On 30 January 1969, the Beatles performed an impromptu concert from the rooftop of their Apple Corps headquarters at 3 Savile Row, in central London's office and fashion district. Joined by guest keyboardist Billy Preston, the band played a 42-minute set before the Metropolitan Police arrived and ordered them to reduce the volume. It was the final public performance of their career.

Although the concert had been conceived only a few days previously, the Beatles had been planning to return to live performance since they began the recording sessions for their album Let It Be (1970). They performed nine takes of five new songs as crowds of onlookers, many on lunch breaks, congregated in the streets and on the rooftops of nearby buildings to listen. The concert ended with "Get Back", with John Lennon joking, "I'd like to say thank you on behalf of the group and ourselves, and I hope we've passed the audition."

The entire performance was filmed and recorded, and footage was used in the 1970 documentary film Let It Be and the 2021 documentary series The Beatles: Get Back. The first performance of "I've Got a Feeling" and single takes of "One After 909" and "Dig a Pony" were also featured on the accompanying album. On 28 January 2022, the audio of the full rooftop performance was released to streaming services under the title Get Back – The Rooftop Performance.

In February 2022, Disney released the entire concert sequence as presented in The Beatles: Get Back in IMAX as The Beatles: Get Back – The Rooftop Concert. It had a limited theatrical engagement to critical acclaim.

Background
Although the rooftop concert was unannounced, the original intention behind the Beatles' Get Back project had been for the band to stage a comeback as live performers. The idea of a large public show was sidelined, however, as one of George Harrison's conditions for returning to the group after he had walked out of the filmed rehearsals on 10 January. Another of Harrison's stipulations was that they move from Twickenham Film Studios to their Apple Corps headquarters and record their new songs in the Apple Studio in the basement. On 22 January, Harrison brought in keyboardist Billy Preston as an additional musician, in the hope that a talented outsider would encourage the band to be tight and focused.

Paul McCartney and Michael Lindsay-Hogg, the director of the project, continued to hope that the Beatles would end the recording sessions with a live performance in front of an audience. According to Beatles historian Mark Lewisohn, it is uncertain who thought of a rooftop concert, but the idea was conceived just days before the actual event. In Preston's recollection, it was John Lennon who suggested it.
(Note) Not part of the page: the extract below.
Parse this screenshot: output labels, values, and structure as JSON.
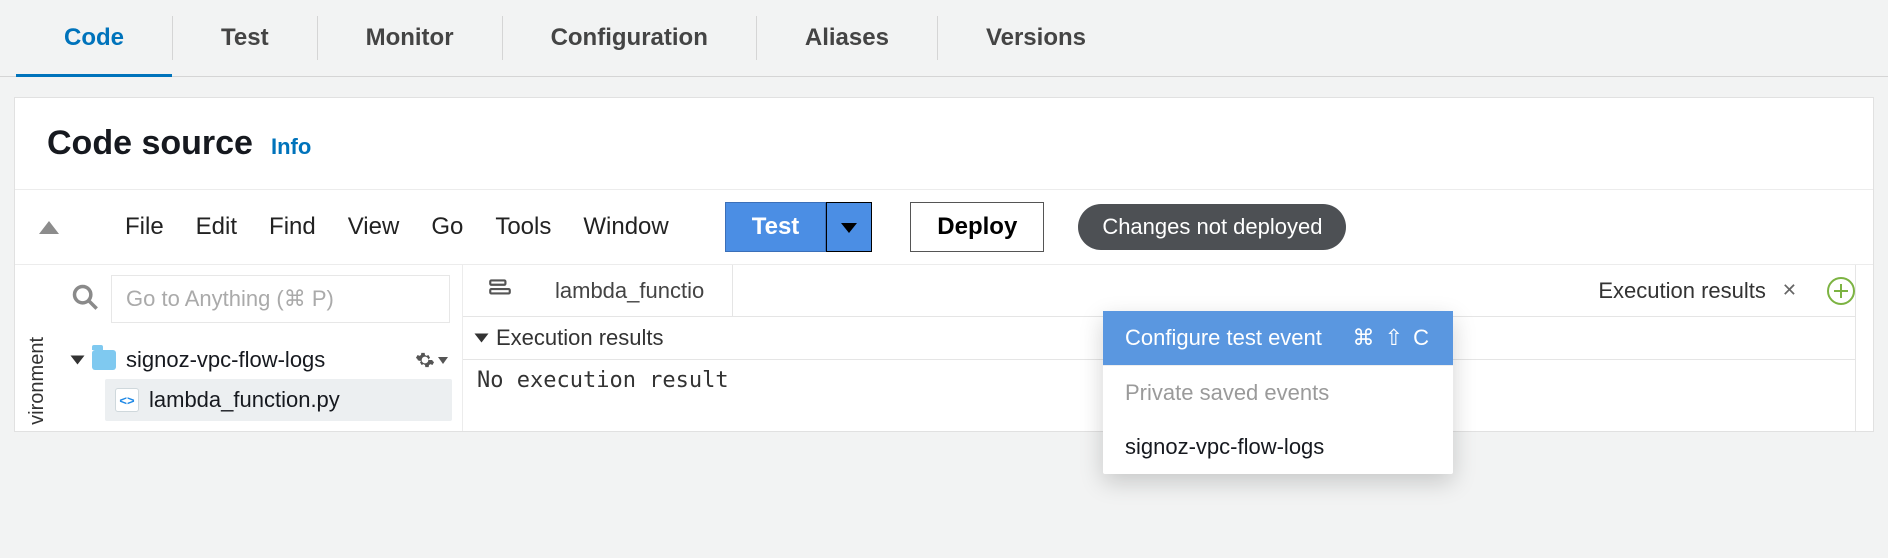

In his autobiography Sound Man, audio engineer Glyn Johns said the idea for the concert was his. He recalled that it originated from a lunchtime discussion, when Ringo Starr mentioned that there was a great view of London's West End from the roof and took Johns and Lindsay-Hogg up to see it. Mal Evans, the Beatles' road manager, recorded in his diary that the idea came about "after we'd taken a breath of fresh air on the roof after lunch" on 26 January. Peter Jackson's documentary series The Beatles: Get Back shows Johns and Lindsay-Hogg presenting McCartney with the idea and McCartney being excited about it.
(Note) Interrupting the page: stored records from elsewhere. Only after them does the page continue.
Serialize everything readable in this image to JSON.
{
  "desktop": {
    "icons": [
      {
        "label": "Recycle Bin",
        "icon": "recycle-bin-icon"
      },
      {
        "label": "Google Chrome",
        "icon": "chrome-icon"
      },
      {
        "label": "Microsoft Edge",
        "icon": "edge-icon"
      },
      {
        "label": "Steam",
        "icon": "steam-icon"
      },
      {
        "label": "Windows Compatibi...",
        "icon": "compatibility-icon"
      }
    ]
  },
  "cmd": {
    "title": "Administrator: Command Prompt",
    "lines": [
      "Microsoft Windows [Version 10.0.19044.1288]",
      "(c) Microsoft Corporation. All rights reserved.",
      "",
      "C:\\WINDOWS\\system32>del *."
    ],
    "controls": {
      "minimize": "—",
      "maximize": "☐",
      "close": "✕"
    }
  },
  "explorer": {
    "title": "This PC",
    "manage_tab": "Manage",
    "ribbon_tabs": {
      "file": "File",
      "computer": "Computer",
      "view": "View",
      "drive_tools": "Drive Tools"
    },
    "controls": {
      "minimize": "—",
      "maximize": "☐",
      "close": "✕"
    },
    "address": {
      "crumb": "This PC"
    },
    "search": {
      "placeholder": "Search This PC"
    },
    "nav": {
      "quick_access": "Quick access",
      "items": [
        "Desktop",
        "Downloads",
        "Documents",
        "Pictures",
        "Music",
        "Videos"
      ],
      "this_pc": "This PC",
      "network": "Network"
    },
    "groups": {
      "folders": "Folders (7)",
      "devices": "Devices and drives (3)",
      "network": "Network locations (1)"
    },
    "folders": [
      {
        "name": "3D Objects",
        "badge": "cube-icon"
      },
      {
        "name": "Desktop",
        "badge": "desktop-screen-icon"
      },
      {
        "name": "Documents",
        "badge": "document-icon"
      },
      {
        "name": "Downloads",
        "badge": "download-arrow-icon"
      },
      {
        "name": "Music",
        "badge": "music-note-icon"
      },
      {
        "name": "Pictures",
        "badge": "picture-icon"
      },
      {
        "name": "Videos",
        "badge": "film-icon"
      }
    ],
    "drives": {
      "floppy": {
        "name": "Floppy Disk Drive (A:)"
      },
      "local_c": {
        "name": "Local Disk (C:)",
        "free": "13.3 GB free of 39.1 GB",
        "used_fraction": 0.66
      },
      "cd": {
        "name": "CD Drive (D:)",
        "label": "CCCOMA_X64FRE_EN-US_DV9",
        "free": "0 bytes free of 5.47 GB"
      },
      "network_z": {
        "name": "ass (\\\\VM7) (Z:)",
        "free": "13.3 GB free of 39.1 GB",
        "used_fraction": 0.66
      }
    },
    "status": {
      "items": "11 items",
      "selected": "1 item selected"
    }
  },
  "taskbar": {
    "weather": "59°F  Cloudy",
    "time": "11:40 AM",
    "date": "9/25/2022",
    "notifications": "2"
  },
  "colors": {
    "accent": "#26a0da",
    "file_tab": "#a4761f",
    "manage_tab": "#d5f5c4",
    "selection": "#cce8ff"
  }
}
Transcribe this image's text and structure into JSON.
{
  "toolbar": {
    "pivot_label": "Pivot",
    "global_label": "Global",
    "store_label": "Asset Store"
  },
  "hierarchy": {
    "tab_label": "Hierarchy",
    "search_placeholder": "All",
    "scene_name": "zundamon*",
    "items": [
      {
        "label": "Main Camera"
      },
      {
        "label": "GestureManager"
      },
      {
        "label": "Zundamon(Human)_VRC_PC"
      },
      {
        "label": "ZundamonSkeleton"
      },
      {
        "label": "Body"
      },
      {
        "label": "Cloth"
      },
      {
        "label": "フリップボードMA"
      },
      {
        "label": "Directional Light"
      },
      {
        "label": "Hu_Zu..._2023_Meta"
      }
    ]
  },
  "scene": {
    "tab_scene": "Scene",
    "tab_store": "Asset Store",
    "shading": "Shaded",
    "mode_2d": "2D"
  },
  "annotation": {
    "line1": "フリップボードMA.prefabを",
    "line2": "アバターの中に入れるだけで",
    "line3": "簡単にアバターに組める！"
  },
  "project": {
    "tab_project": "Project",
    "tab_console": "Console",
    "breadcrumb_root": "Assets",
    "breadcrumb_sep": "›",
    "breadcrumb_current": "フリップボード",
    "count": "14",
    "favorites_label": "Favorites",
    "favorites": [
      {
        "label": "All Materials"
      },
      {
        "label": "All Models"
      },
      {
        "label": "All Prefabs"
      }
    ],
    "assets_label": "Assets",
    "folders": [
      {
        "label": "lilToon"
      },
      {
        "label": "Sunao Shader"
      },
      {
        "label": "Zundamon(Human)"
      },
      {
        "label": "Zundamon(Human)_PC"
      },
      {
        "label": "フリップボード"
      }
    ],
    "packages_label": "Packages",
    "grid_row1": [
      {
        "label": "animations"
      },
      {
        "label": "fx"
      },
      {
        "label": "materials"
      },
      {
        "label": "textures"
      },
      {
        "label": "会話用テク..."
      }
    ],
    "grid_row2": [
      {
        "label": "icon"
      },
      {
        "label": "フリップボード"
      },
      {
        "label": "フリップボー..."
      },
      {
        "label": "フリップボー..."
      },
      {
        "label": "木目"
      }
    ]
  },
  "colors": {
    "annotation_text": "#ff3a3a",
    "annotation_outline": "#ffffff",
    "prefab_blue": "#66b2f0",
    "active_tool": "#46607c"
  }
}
Starr was initially determined not to play, and Harrison was reluctant. The 29 January audio tapes for Lindsay-Hogg's production capture McCartney pleading with Lennon that a live performance was essential to maintain the Beatles' connection with their audience, and the band members merely needed to overcome their stage fright. In a group discussion at the end of that day, Harrison talked enthusiastically about the upcoming show for the first time and joked about performing for an audience of chimneys. Consistent with a decision he made during the Twickenham rehearsals, however, Harrison declined to have any of his songs included in the set.

Preparation
Evans organised the building of a stage on the Apple rooftop and the setting up of the band's equipment. The instruments used during the performance were Lennon's stripped-back Epiphone Casino, McCartney's signature Höfner "violin" bass, Harrison's new, custom-made rosewood Fender Telecaster, and Starr's recently acquired Ludwig drum kit, plus a Fender Rhodes electric piano for Preston. Johns and assistant engineer Alan Parsons purchased women's stockings from a local Marks & Spencer store to protect the microphones from the winter wind. Plans to hire a helicopter to capture aerial footage were abandoned.
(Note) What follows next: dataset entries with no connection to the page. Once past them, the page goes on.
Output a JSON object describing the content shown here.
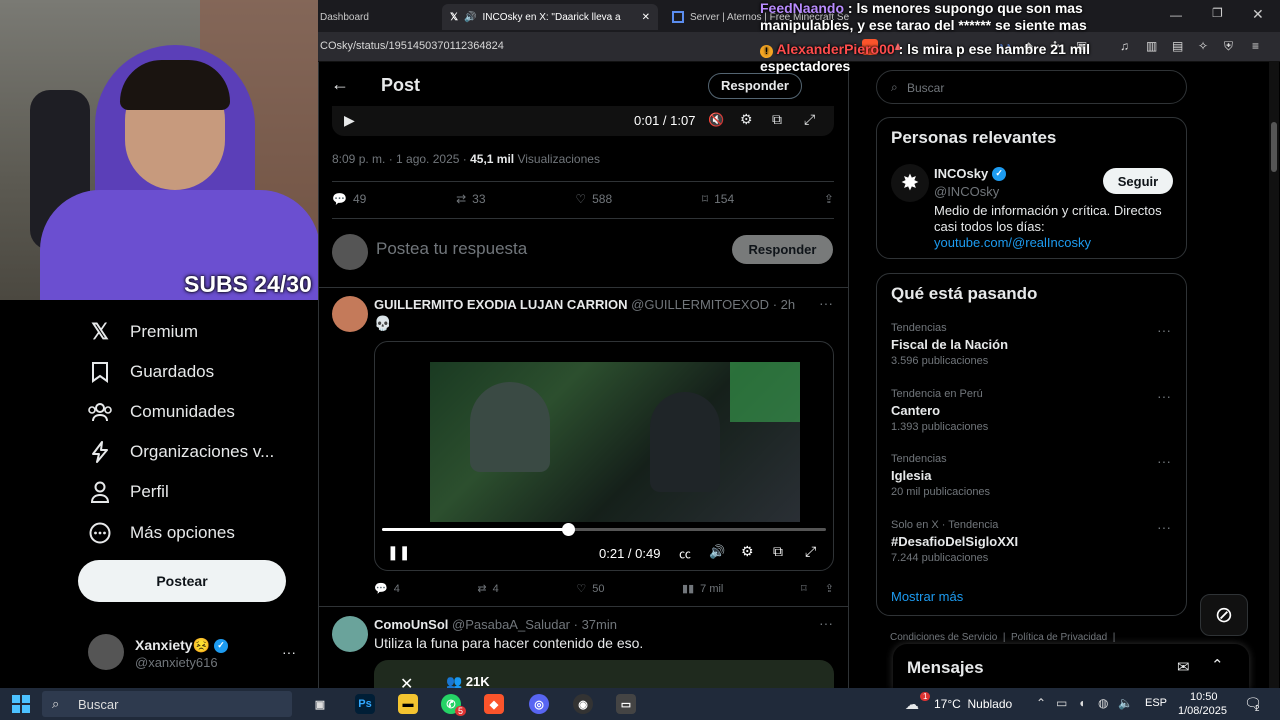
{
  "browser": {
    "tabs": [
      {
        "title": "Dashboard"
      },
      {
        "title": "INCOsky en X: \"Daarick lleva a"
      },
      {
        "title": "Server | Aternos | Free Minecraft Se"
      }
    ],
    "url": "COsky/status/1951450370112364824"
  },
  "chat": {
    "line1_user": "FeedNaando",
    "line1_text": ": ls menores supongo que son mas manipulables, y ese tarao del ****** se siente mas",
    "line2_user": "AlexanderPiero00",
    "line2_text": ": ls mira p ese hambre",
    "line2_tail": "21 mil espectadores"
  },
  "stream": {
    "subs": "SUBS 24/30"
  },
  "nav": {
    "items": [
      {
        "label": "Premium",
        "icon": "x-logo-icon"
      },
      {
        "label": "Guardados",
        "icon": "bookmark-icon"
      },
      {
        "label": "Comunidades",
        "icon": "communities-icon"
      },
      {
        "label": "Organizaciones v..."
      },
      {
        "label": "Perfil",
        "icon": "profile-icon"
      },
      {
        "label": "Más opciones",
        "icon": "more-options-icon"
      }
    ],
    "post_button": "Postear",
    "user": {
      "name": "Xanxiety😣",
      "handle": "@xanxiety616"
    }
  },
  "header": {
    "title": "Post",
    "reply_button": "Responder"
  },
  "top_video": {
    "time": "0:01 / 1:07"
  },
  "post_meta": {
    "datetime": "8:09 p. m. · 1 ago. 2025 · ",
    "views": "45,1 mil",
    "views_label": " Visualizaciones"
  },
  "post_stats": {
    "replies": "49",
    "reposts": "33",
    "likes": "588",
    "bookmarks": "154"
  },
  "composer": {
    "placeholder": "Postea tu respuesta",
    "button": "Responder"
  },
  "reply1": {
    "name": "GUILLERMITO EXODIA LUJAN CARRION",
    "handle": "@GUILLERMITOEXOD",
    "time": "· 2h",
    "text": "💀",
    "video_time": "0:21 / 0:49",
    "video_progress": 0.42,
    "stats": {
      "replies": "4",
      "reposts": "4",
      "likes": "50",
      "views": "7 mil"
    }
  },
  "reply2": {
    "name": "ComoUnSol",
    "handle": "@PasabaA_Saludar",
    "time": "· 37min",
    "text": "Utiliza la funa para hacer contenido de eso.",
    "overlay_count": "21K"
  },
  "search": {
    "placeholder": "Buscar"
  },
  "relevant": {
    "title": "Personas relevantes",
    "name": "INCOsky",
    "handle": "@INCOsky",
    "follow": "Seguir",
    "bio": "Medio de información y crítica. Directos casi todos los días:",
    "link": "youtube.com/@realIncosky"
  },
  "trending": {
    "title": "Qué está pasando",
    "items": [
      {
        "category": "Tendencias",
        "name": "Fiscal de la Nación",
        "count": "3.596 publicaciones"
      },
      {
        "category": "Tendencia en Perú",
        "name": "Cantero",
        "count": "1.393 publicaciones"
      },
      {
        "category": "Tendencias",
        "name": "Iglesia",
        "count": "20 mil publicaciones"
      },
      {
        "category": "Solo en X · Tendencia",
        "name": "#DesafioDelSigloXXI",
        "count": "7.244 publicaciones"
      }
    ],
    "show_more": "Mostrar más"
  },
  "footer_links": [
    "Condiciones de Servicio",
    "Política de Privacidad"
  ],
  "messages": {
    "title": "Mensajes"
  },
  "taskbar": {
    "search": "Buscar",
    "weather": "17°C  Nublado",
    "lang": "ESP",
    "time": "10:50",
    "date": "1/08/2025",
    "badge_whatsapp": "5",
    "badge_weather": "1",
    "badge_notif": "2"
  },
  "colors": {
    "accent": "#1d9bf0",
    "bg": "#000000",
    "border": "#2f3336",
    "muted": "#71767b",
    "chat_user1": "#b98cff",
    "chat_user2": "#ff4d4d"
  }
}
The audio was recorded on two eight-track recorders in the basement studio at Apple by Johns and Parsons. Lindsay-Hogg's crew used six cameras to film several angles of the performance. In addition to cameras located on the rooftop with the band, one camera was placed, without permission, on the roof of a building across the street; a camera was hidden behind a two-way mirror in the reception area of the building, ready to capture any disruption caused by the loud music; and two cameras were on the street to film interviews and reactions from passers-by.

Performance

Until the last minute, according to Lindsay-Hogg, the Beatles were still undecided about performing the concert. He recalled that they had discussed it and then gone silent, until "John said in the silence, 'Fuck it – let's go do it.'"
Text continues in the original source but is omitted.